The fire broke out on Friday on the tiny Butcher Island, which serves as an oil terminal for the Bharat Petroleum Corp Ltd (BPCL), around eight kilometres in the Arabian Sea off the landmark Gateway of India.

Clouds of smoke billowing in the sky were visible here and in mainland Raigad, two kilometres away.

“The situation is under control and there are no casualties. Efforts are on to control the fire by the Mumbai Port Trust fire personnel,” BPCL Executive Director Manohar Rao told IANS, while en route to the island.

According to official sources, the affected tank capacity is around 40,000 tonnes, which was partly filled with HSD (High Speed Diesel). Nearly 25 percent has been lost in the flames.

The fire brigade said the blaze was noticed around 5 pm after lightning struck the island and was initially battled by a team of safety officers stationed there.
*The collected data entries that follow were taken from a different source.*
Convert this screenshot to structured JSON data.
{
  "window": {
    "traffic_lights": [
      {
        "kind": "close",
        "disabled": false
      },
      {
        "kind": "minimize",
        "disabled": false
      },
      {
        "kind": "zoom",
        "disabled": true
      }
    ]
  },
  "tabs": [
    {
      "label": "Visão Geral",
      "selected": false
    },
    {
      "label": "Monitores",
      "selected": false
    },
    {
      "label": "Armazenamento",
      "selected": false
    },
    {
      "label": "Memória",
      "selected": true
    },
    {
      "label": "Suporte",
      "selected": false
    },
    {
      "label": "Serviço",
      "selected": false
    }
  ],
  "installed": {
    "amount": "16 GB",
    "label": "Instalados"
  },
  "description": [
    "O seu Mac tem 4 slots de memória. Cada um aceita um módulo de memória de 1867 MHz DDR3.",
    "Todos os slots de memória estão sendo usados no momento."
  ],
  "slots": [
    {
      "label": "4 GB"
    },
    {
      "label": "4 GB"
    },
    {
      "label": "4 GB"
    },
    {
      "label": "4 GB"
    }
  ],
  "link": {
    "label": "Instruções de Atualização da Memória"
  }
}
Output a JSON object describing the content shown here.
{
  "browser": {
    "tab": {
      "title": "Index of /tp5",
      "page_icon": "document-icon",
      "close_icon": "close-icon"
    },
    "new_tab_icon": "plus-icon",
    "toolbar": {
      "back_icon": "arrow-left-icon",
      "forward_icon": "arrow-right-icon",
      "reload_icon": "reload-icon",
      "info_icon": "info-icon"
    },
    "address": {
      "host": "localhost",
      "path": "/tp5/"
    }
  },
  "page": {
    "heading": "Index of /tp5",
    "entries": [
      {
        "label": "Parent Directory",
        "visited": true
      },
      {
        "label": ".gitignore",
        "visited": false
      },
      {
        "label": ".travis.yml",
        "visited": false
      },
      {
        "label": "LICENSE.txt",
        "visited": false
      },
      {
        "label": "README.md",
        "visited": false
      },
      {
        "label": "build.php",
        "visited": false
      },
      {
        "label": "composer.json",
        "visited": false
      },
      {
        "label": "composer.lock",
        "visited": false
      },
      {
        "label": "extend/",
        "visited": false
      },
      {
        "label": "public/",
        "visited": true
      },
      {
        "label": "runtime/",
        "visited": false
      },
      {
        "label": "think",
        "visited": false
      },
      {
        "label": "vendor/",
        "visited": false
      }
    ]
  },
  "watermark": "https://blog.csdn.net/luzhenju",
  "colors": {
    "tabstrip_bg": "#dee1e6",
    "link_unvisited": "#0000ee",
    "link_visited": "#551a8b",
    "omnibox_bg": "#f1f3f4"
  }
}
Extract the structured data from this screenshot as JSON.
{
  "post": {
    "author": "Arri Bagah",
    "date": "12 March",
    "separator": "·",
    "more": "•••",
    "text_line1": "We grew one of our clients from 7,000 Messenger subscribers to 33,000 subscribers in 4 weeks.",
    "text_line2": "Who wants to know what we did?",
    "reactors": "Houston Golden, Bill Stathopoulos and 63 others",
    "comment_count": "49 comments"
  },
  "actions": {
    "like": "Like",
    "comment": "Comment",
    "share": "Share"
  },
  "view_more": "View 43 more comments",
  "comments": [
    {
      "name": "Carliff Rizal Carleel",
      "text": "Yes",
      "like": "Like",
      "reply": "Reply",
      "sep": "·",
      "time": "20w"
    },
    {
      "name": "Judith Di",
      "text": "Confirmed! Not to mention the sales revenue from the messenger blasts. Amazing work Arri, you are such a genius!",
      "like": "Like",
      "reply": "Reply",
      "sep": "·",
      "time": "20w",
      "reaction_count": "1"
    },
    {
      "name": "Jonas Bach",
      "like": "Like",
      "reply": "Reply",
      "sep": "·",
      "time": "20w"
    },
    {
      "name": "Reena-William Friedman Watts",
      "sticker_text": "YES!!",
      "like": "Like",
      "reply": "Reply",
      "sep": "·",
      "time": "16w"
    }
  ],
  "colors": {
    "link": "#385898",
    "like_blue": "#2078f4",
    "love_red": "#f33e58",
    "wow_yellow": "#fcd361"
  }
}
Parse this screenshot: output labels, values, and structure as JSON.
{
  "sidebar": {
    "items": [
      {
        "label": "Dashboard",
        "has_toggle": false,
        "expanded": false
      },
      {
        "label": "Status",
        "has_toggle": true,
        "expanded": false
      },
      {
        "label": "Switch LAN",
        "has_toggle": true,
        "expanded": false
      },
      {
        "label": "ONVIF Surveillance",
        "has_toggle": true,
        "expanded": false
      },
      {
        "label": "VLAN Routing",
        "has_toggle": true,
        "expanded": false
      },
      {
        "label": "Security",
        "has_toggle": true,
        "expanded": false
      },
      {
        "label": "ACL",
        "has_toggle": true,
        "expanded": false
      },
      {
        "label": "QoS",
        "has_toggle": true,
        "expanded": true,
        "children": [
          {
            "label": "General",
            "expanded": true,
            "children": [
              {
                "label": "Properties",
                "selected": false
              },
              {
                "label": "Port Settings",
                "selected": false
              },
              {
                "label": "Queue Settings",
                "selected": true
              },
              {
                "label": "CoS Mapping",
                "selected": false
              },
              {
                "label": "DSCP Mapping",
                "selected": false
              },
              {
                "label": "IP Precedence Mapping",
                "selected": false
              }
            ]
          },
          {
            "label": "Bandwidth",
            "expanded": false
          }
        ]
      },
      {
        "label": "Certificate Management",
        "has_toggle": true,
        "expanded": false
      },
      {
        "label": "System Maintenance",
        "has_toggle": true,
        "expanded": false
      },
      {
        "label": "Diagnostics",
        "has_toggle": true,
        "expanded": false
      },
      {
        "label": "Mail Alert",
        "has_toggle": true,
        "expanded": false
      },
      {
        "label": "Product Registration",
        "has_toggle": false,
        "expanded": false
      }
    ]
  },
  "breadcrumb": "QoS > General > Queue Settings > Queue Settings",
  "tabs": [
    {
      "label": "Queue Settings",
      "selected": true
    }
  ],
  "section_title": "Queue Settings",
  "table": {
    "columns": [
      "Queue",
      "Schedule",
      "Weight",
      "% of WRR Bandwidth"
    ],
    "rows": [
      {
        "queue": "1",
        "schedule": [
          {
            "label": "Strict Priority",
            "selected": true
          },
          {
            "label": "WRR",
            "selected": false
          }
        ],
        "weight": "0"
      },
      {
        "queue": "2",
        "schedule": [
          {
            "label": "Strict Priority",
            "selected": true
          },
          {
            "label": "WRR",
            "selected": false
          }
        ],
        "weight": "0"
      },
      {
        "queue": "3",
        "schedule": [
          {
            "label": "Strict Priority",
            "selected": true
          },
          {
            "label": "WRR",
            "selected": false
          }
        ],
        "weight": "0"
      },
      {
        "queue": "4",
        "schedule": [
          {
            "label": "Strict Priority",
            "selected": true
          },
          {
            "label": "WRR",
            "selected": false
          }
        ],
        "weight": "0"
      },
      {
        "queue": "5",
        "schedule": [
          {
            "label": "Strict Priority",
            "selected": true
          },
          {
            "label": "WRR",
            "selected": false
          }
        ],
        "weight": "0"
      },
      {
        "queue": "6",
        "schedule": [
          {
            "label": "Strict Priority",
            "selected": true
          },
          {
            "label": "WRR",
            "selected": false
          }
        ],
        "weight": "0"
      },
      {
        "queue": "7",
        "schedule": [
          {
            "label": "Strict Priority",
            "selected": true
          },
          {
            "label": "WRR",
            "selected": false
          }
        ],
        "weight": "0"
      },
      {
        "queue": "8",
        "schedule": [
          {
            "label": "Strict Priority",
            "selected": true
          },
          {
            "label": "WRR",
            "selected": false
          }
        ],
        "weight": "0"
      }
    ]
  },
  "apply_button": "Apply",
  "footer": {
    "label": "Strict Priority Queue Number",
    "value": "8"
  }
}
Later, a team of Mumbai Port Trust, which has jurisdiction over the island, was sent by a speedboat to help battle the conflagration.

The firefighters had brought the blaze under control, but “excessive heat” led to re-ignition at the tank around 4.30 am today.

“Excessive heat caused re-ignition around 4.30 am today. Firefighting as well as the cooling operations are on. Foam and other extinguishing agents are being used for the purpose,” Mumbai fire brigade chief PS Rahangdale said.

The operation has been on for nearly 20 hours.

The small island, also known as Jawahar Dweep, belongs to the Mumbai Port Trust and serves to offload crude oil from oil tankers which is stored in the containers there before being shipped to an oil refinery in Wadala.

After the fire broke out, vessels in the vicinity of the island were moved to a distance as a precautionary measure.